With the aid of a wealthy erratic tippler, a dewy-eyed tramp who has fallen in love with a sightless flower girl accumulates money to be able to help her medically.
“Charlie Chaplin, master of screen mirth and pathos, presented at the George M. Cohan last night before a brilliant gathering his long-awaited non-dialogue picture, City Lights, and proved so far as he is concerned the eloquence of silence. Many of the spectators either rocking in their seats with mirth, mumbling as their sides ached, "Oh, dear, oh, dear," or they were stilled with sighs and furtive tears. And during a closing episode, when the Little Tramp sees through the window of a flower shop the girl who has recovered her sight through his persistence, one woman could not restrain a cry.
Mr. Chaplin arrived in the theatre with a police guard, and after greeting some of his many friends in the house he took an aisle seat beside Miss Constance Collier. When the picture came to an end he went to the stage and thanked those present for the enthusiasm with which they had received his work.

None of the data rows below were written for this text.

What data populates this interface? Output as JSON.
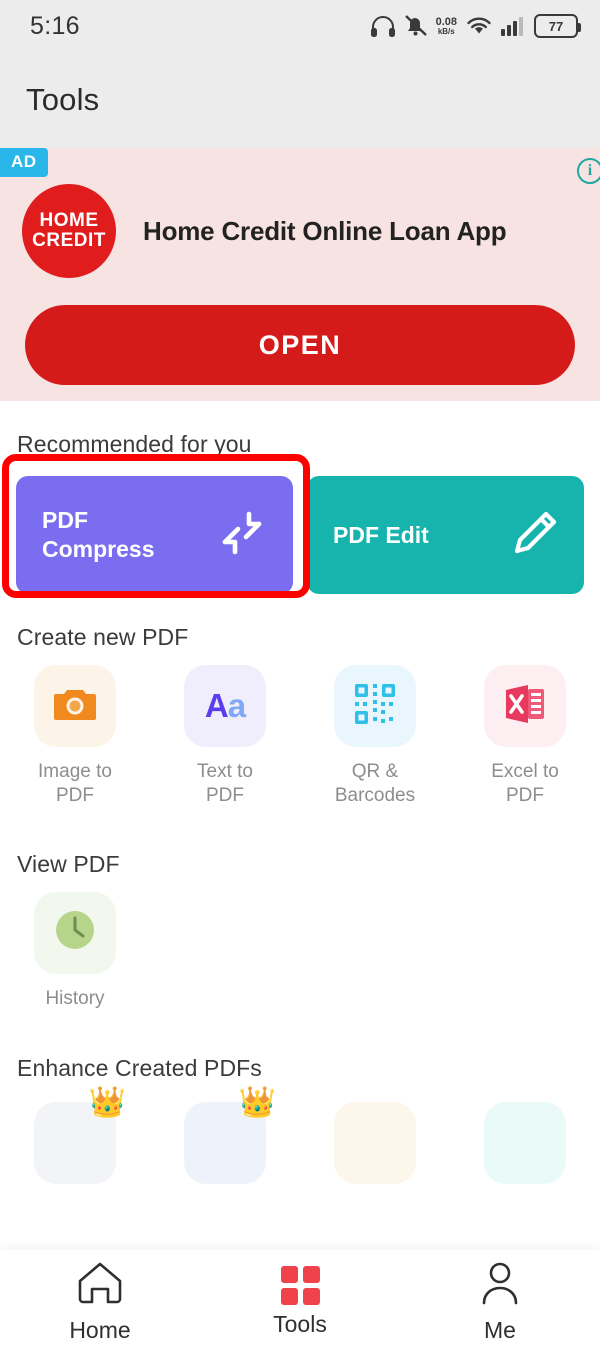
{
  "status_bar": {
    "time": "5:16",
    "icons": [
      "headphones-icon",
      "bell-muted-icon",
      "network-speed-icon",
      "wifi-icon",
      "signal-icon",
      "battery-icon"
    ],
    "net_speed_value": "0.08",
    "net_speed_unit": "kB/s",
    "battery_level": "77"
  },
  "header": {
    "title": "Tools"
  },
  "ad": {
    "badge": "AD",
    "info_glyph": "i",
    "logo_line1": "HOME",
    "logo_line2": "CREDIT",
    "headline": "Home Credit Online Loan App",
    "cta_label": "OPEN",
    "background": "#f7e4e2",
    "cta_color": "#d51a1a",
    "badge_color": "#29b6e8"
  },
  "recommended": {
    "title": "Recommended for you",
    "cards": [
      {
        "label_line1": "PDF",
        "label_line2": "Compress",
        "color": "#7b6df0",
        "icon": "compress-arrows-icon",
        "highlighted": true
      },
      {
        "label_line1": "PDF Edit",
        "label_line2": "",
        "color": "#17b4ae",
        "icon": "pencil-icon",
        "highlighted": false
      }
    ],
    "highlight_color": "#ff0000"
  },
  "create_new_pdf": {
    "title": "Create new PDF",
    "items": [
      {
        "label_line1": "Image to",
        "label_line2": "PDF",
        "icon": "camera-icon",
        "tile_color": "#fdf4e9",
        "icon_color": "#f08a1e"
      },
      {
        "label_line1": "Text to",
        "label_line2": "PDF",
        "icon": "text-aa-icon",
        "tile_color": "#f0eefd",
        "icon_color": "#6a4df0"
      },
      {
        "label_line1": "QR &",
        "label_line2": "Barcodes",
        "icon": "qr-code-icon",
        "tile_color": "#eaf6fd",
        "icon_color": "#2fc0ea"
      },
      {
        "label_line1": "Excel to",
        "label_line2": "PDF",
        "icon": "excel-icon",
        "tile_color": "#fdeef1",
        "icon_color": "#e8395e"
      }
    ]
  },
  "view_pdf": {
    "title": "View PDF",
    "items": [
      {
        "label_line1": "History",
        "label_line2": "",
        "icon": "clock-icon",
        "tile_color": "#f2f8ee",
        "icon_color": "#b6d48a"
      }
    ]
  },
  "enhance": {
    "title": "Enhance Created PDFs",
    "items": [
      {
        "tile_color": "#f3f4f8",
        "crown": "👑"
      },
      {
        "tile_color": "#eef3fb",
        "crown": "👑"
      },
      {
        "tile_color": "#fdf6ea",
        "crown": ""
      },
      {
        "tile_color": "#eafaf9",
        "crown": ""
      }
    ]
  },
  "bottom_nav": {
    "items": [
      {
        "label": "Home",
        "icon": "home-icon",
        "active": false
      },
      {
        "label": "Tools",
        "icon": "grid-icon",
        "active": true
      },
      {
        "label": "Me",
        "icon": "person-icon",
        "active": false
      }
    ],
    "active_color": "#f0424a"
  }
}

It is a film worked out with admirable artistry, and while Chaplin stoops to conquer, as he has invariably done, he achieves success. Although the Little Tramp in this City Lights in some sequences is more respectable than usual, owing to circumstances in the story, he begins and ends with the same old clothes, looking, in fact, a trifle more bedraggled in the last scene than in most others of his comedies. He has the same antics, the same flip of the heel, the same little cane, mustache, derby hat and baggy trousers.”

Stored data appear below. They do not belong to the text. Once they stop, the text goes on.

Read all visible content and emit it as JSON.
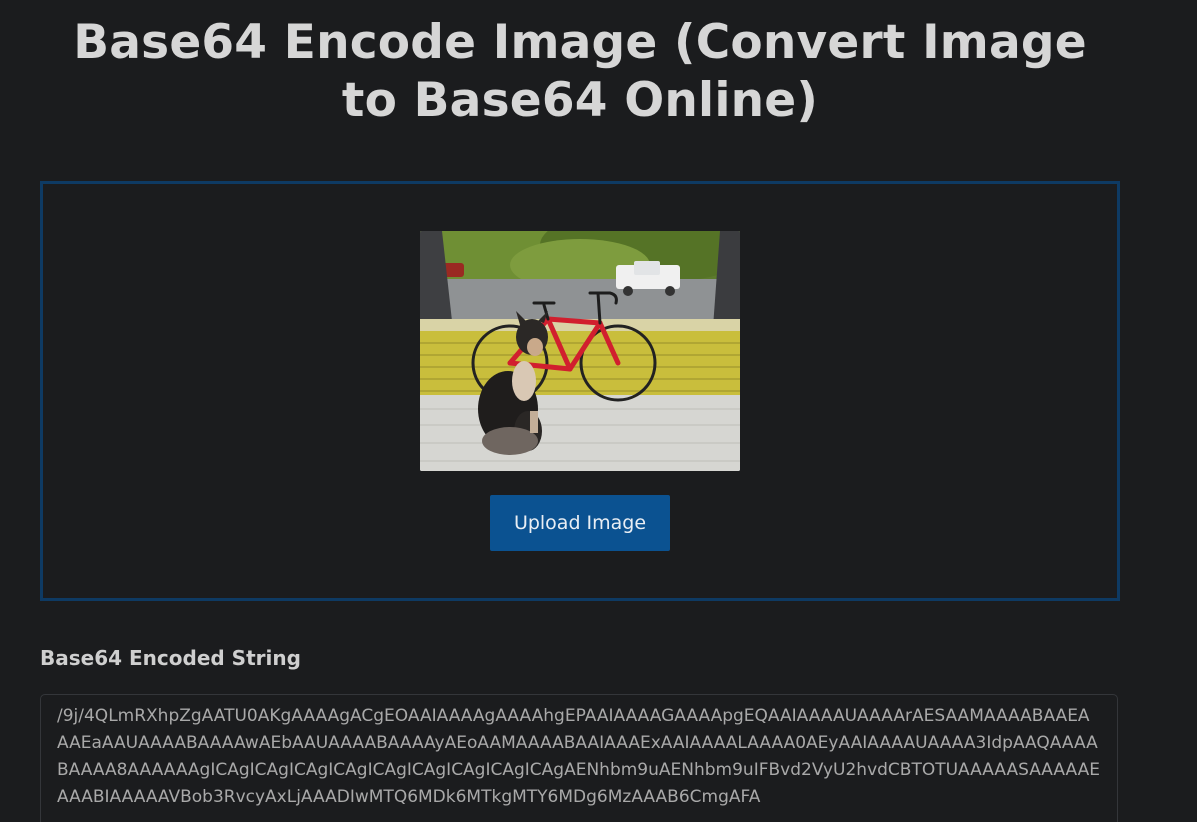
{
  "page": {
    "title": "Base64 Encode Image (Convert Image to Base64 Online)"
  },
  "uploader": {
    "upload_button_label": "Upload Image",
    "preview_image": "photo-dog-and-red-bicycle-on-porch"
  },
  "output": {
    "label": "Base64 Encoded String",
    "value": "/9j/4QLmRXhpZgAATU0AKgAAAAgACgEOAAIAAAAgAAAAhgEPAAIAAAAGAAAApgEQAAIAAAAUAAAArAESAAMAAAABAAEAAAEaAAUAAAABAAAAwAEbAAUAAAABAAAAyAEoAAMAAAABAAIAAAExAAIAAAALAAAA0AEyAAIAAAAUAAAA3IdpAAQAAAABAAAA8AAAAAAgICAgICAgICAgICAgICAgICAgICAgICAgICAgAENhbm9uAENhbm9uIFBvd2VyU2hvdCBTOTUAAAAASAAAAAEAAABIAAAAAVBob3RvcyAxLjAAADIwMTQ6MDk6MTkgMTY6MDg6MzAAAB6CmgAFA"
  },
  "colors": {
    "background": "#1b1c1e",
    "dropzone_border": "#0e3a63",
    "button": "#0b5291",
    "title_text": "#d6d6d6"
  }
}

“If only one of Charles Chaplin's films could be preserved, City Lights (1931) would come the closest to representing all the different notes of his genius. It contains the slapstick, the pathos, the pantomime, the effortless physical coordination, the melodrama, the bawdiness, the grace, and, of course, the Little Tramp - the character said, at one time, to be the most famous image on earth.”